Human traffickers with connections to the cartel are employing a quicker and less expensive method to transport migrants, mostly from Haiti, from Mexico City to the border city of Reynosa. Smugglers are able to employ low-cost aircraft rather than ground transit by taking advantage of a bureaucratic weakness and occasionally dishonest immigration inspectors.
In an effort to understand the inner workings of the new route, Breitbart Texas spent several weeks traveling around Mexico interviewing migrants and representatives of the National Migration Institute (INM). The trip starts in Tapachula, Chiapas, where Haitians are able to enter lawfully and request refuge.
Corruption at the INM allows anyone to pay $3,000 for a humanitarian ID that gives migrant workers sanctuary in Mexico. After three months in Chiapas under the supervision of the federal refugee agency COMAR, they are also eligible to get one.
Along with the ID, migrants also receive or can buy a CURP, which is the equivalent of a Mexican Social Security number. A senior INM officer in Tamaulipas told Breitbart Texas that the CURP even contains a photo in the case of migrants from Haiti and Cuba.
Since deportation flights to Haiti are now suspended, an INM officer told Breitbart Texas that when a Haitian is found in the country without the right documentation, they are issued a 20-day authorization to depart the country.
The officer replied, “That permit enables them to move around freely across Mexico for 20 days.”
Migrants are then brought to Mexico City’s airport where they purchase a one-way ticket on Viva Aerobus to Reynosa, a low-cost airline, where the ticket costs, on average, $60 USD. They may do this using legitimately acquired IDs or ones that were illegally procured.

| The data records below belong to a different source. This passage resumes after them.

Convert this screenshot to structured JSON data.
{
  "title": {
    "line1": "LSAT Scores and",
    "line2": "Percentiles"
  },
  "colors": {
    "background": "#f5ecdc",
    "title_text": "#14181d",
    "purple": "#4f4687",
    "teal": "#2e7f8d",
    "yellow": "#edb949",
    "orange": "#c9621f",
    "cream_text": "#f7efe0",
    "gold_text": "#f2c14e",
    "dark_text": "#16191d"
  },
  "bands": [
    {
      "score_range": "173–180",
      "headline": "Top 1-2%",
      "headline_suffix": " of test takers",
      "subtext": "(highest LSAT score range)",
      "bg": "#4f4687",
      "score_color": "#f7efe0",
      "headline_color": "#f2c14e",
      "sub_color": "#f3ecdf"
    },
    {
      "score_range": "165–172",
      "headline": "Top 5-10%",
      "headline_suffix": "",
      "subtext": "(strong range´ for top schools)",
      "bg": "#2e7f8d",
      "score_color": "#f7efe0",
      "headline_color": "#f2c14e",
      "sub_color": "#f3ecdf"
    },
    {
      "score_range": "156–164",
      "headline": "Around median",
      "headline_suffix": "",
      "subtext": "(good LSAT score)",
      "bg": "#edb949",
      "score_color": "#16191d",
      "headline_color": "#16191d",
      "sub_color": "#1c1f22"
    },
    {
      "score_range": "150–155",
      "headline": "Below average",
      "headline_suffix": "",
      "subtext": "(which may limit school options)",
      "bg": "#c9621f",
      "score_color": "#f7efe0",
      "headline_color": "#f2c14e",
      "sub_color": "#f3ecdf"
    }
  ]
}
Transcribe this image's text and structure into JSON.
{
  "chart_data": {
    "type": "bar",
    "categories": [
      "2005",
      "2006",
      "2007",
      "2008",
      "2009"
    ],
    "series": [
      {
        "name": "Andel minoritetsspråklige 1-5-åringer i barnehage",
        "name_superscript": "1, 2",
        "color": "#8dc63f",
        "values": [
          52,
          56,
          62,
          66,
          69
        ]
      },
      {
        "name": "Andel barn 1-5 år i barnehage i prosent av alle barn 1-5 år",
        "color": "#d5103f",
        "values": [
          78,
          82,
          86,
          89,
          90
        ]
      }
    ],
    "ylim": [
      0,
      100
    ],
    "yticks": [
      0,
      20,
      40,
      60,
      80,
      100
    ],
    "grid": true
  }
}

Breitbart Texas was able to record the significant number of Haitian migrants traveling to the northern border city through many journeys from Mexico City to Reynosa. Regardless of the situation, immigrants are allowed to pass immigration inspections as long as they have a legal document.
According to law enforcement sources, the Haitians typically congregate in bunches outside the airport while they wait on cartel-operated passenger vans or Suburbans. Before they can be transported into Texas, migrants are relocated to hotels or stash homes. The Mexican asylum paperwork are thrown away before the migrants cross the Rio Grande, an INM employee told Breitbart Texas.